Absent friends cost the Canaries dear at Carrow Road this evening as visitors Crystal Palace disappeared back to London with three points in the bag courtesy of two, soft second-half goals and a 2-1 victory.
Minus both Adam Drury and Elliott Ward from that normally obdurate back four, Grant Holt’s 41st minute opener counted for little as first Julian Bennett and then Anthony Gardner found the time and the opportunity in and around the Canary six-yard box to head Palace ahead – and leave Eagles’ boss George Burley in good autumnal cheer.
As for City chief Paul Lambert, it left him with plenty to ponder ahead of Saturday’s Boro clash.
Come the end and Lambert had played all three of his attacking substitute cards; City were boasting four up-front and one in the hole. It all delivered little of note. Palace were the better side second-half. Simple as.
“Disappointed,” was Lambert’s reaction, even if Norwich still found themselves in fifth spot at the end of the evening.
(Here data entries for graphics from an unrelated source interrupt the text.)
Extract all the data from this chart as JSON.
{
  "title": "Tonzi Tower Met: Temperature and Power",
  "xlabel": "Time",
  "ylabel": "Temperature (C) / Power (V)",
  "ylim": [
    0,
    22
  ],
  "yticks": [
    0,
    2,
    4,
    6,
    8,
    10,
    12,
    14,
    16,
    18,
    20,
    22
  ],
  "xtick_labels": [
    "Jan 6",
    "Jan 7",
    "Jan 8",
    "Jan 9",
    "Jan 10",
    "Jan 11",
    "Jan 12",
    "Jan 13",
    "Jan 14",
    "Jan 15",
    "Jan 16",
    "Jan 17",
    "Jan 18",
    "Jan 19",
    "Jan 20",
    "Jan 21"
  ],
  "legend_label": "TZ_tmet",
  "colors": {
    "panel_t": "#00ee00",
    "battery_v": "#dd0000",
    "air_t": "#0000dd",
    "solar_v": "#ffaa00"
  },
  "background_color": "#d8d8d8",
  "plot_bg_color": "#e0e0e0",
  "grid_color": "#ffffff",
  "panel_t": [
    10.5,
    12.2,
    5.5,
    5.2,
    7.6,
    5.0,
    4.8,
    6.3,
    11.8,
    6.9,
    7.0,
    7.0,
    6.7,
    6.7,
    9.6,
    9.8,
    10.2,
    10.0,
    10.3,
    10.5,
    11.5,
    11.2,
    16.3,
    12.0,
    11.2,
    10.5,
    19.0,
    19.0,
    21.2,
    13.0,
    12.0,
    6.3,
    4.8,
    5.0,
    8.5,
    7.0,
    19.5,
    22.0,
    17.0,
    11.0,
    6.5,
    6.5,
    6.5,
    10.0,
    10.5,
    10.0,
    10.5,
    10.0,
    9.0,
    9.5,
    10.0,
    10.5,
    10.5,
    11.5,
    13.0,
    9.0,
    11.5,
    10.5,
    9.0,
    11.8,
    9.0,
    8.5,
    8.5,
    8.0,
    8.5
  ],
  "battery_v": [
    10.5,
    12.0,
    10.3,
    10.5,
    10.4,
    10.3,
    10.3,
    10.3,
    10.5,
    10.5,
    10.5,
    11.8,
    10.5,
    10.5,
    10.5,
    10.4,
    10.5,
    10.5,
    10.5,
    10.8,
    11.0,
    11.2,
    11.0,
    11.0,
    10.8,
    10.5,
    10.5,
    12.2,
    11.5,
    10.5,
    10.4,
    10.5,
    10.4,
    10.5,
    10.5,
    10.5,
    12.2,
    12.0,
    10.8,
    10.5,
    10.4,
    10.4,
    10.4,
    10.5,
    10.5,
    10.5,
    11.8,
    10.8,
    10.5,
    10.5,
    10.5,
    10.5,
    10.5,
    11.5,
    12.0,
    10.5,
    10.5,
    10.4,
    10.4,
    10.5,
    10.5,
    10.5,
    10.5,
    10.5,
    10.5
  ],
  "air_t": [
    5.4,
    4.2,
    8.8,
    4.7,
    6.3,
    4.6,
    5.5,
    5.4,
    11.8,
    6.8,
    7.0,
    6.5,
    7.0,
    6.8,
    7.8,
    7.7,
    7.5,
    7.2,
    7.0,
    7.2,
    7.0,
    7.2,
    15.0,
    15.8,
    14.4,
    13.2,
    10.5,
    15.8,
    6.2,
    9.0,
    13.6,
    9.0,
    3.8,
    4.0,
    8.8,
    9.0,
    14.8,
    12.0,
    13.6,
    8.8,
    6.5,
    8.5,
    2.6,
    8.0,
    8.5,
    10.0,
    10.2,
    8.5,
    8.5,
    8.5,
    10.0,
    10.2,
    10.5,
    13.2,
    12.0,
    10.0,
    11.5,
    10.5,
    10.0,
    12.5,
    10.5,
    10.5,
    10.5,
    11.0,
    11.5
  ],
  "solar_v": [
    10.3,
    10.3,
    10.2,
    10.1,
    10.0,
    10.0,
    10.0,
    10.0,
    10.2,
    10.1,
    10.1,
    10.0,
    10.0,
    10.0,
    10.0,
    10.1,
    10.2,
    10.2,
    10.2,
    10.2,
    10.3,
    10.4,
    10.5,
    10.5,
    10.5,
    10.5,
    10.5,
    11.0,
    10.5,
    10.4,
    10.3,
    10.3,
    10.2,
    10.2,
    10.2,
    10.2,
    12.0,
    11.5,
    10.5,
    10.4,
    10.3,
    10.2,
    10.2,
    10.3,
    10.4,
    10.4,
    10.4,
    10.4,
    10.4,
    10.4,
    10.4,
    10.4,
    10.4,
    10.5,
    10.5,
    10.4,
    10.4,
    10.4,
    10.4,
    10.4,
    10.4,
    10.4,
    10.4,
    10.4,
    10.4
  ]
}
Most would have settled for that on the 1st of August.
“We can’t defend set-pieces like that and to concede those two goals from set-pieces was disappointing. But we’ve got a chance on Saturday to put it right.”
Nor was he allowing the absence of Messrs Drury and Elliott to be used as an excuse.
“The two lads that were missing for us have been colossal for us, but that’s not the reason we lost – it’s a squad game.”
Drury’s return wasn’t about to come any time soon. “It’ll be a few weeks,” said Lambert, of Drury’s calf injury.
Forced into two changes through that injury to Drury and that suspension for Ward, the Canaries were still swiftly into their stride as Jackson slammed a glorious seventh minute drive against the bar.
Once again it was Hoolahan setting the City striker clear through that inside left channel. After that, however, it was all his own work as the blossoming Canadian international continued to stake his claim to a starting berth ahead of Chrissy Martin.
He was once more on the bench – alongside 17-year-old Academy starlet Matt Ball.
With Oli Johnson and Anthony McNamee also tucked up Lambert’s sleeve, the Canary chief was hardly short of attacking options should the home side find themselves firing blanks. Or, indeed, a goal behind for the last 25 minutes.
Needless to say, Palace hefty contingent of ex-Town stars was met with the usual, warm chorus of disapproval from the home faithful.
Not that it was all one-way traffic; before the 20-minute mark had passed Wilfred Zaha had eased into space behind Jens Berthel Askou and flashed a shot across the face of John Ruddy’s goal.
With the teeming rain adding a suitably autumnal touch to proceedings, City continued to play the breezier football without ever really testing Julian Speroni unduly.
As for Edgar Davids, he kind of looked the wandering gun-for-hire that you half expected; ‘played within himself’ would be the polite expression.
He did at least find himself in the right position in the 40th minute to hack Lappin’s well-controlled drive off the goal-line. It was as close as the Canaries had come to breaking the deadlock.
Lappin’s would not be denied, however. Two minutes from the break and it was his perfect – albeit deflected – cross that enabled Holt to side-foot home the opener from some six yards out.
It was the delivery wot won it… a nightmare for covering defenders; heaven-sent for lurking, old fashioned centre-forwards.
The game had already developed something of a tense, tetchy air before Palace’s leveller arrived on 56 minutes.
Owen Garvan delivered the deep, far post cross; for once Leon Barnett was found wanting as Bennett sneaked up behind him and forced a powerful, downward header beyond Ruddy.
Palace sensed a second.They had less than ten minutes to wait as Gardner poached an all-too easy near-post header from a 64th minute near-post corner. City were all-too frail defensively and all-too lightweight going forward – dents in Palace’s rearguard armour were all-too few and far between.
Inspiration off the bench arrived in the shape of first Martin and then McNamee – the latter drifting inside and seeing a decent dipper float just over in the 80th minute.
But with Burley proving his usual wily self on the touchline, so Palace rolled down the clock and saw the game out. Job done.